Coloured Spectacles PDF Author: Frederick John Niven
Publisher: DigiCat
ISBN:
Category : Fiction
Languages : en
Pages : 183

Book Description
Published in 1938, "Coloured Spectacles" presents a series of autobiographical essays by Frederick John Niven. He was a regional novelist who wrote more than 30 novels, most of which were historical romances set in Scotland and Canada.
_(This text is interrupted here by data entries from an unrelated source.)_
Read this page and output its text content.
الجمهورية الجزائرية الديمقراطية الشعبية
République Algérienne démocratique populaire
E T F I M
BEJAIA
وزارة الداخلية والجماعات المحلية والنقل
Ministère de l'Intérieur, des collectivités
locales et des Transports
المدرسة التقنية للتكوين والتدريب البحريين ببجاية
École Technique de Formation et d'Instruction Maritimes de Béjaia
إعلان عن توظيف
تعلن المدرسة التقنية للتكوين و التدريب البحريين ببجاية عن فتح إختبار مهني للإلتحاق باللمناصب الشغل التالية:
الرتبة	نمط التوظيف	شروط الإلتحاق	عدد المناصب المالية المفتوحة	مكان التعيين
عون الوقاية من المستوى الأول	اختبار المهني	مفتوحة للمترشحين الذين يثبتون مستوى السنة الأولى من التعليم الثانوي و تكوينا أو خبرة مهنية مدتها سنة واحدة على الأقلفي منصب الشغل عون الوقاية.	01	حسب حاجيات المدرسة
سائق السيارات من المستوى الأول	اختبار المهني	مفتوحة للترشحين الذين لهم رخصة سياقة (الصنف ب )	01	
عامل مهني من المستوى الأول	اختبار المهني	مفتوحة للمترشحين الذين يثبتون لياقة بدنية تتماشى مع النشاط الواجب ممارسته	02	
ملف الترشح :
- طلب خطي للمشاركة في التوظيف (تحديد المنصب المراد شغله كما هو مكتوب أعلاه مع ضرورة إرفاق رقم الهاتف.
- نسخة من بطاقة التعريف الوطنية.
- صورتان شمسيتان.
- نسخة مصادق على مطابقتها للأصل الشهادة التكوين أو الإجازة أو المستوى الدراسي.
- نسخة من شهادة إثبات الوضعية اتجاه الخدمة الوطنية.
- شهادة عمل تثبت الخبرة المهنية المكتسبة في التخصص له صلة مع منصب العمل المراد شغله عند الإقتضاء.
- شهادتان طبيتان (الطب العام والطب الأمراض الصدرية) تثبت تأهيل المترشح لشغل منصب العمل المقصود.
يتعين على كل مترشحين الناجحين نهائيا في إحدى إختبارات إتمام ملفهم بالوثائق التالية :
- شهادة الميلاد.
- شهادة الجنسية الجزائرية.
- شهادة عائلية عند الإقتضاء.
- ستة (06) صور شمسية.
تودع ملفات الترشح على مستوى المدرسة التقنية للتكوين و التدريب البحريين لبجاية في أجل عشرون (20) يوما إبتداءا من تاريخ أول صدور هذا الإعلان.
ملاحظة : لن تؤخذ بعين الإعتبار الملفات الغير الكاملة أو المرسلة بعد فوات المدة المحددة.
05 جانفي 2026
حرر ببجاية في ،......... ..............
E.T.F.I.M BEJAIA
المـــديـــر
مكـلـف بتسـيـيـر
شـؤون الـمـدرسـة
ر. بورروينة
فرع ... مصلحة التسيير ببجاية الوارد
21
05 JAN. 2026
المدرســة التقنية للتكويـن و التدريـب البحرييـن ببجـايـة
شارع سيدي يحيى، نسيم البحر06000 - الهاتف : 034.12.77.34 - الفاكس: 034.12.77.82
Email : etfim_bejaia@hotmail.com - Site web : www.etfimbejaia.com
Contents include: Scotland Still Scotland Four Men—and Some Horses Ships and the Sea North Wales—and the Old Man at Chester England Westward Honolulu Splendour in the Grass A Garden in the Wilderness Maple-Leaf and Thistle

Envisioning Religion, Race, and Asian Americans

Envisioning Religion, Race, and Asian Americans PDF Author: David K. Yoo
Publisher: University of Hawaii Press
ISBN: 0824884191
Category : Social Science
Languages : en
Pages : 289

Book Description
In Envisioning Religion, Race, and Asian Americans, David K. Yoo and Khyati Y. Joshi assemble a wide-ranging and important collection of essays documenting the intersections of race and religion and Asian American communities—a combination so often missing both in the scholarly literature and in public discourse. Issues of religion and race/ethnicity undergird current national debates around immigration, racial profiling, and democratic freedoms, but these issues, as the contributors document, are longstanding ones in the United States. The essays feature dimensions of traditions such as Islam, Hinduism, and Sikhism, as well as how religion engages with topics that include religious affiliation (or lack thereof), the legacy of the Vietnam War, and popular culture. The contributors also address the role of survey data, pedagogy, methodology, and literature that is richly complementary and necessary for understanding the scope and range of the subject of Asian American religions. These essays attest to the vibrancy and diversity of Asian American religions, while at the same time situating these conversations in a scholarly lineage and discourse. This collection will certainly serve as an invaluable resource for scholars, students, and general readers with interests in Asian American religions, ethnic and Asian American studies, religious studies, American studies, and related fields that focus on immigration and race.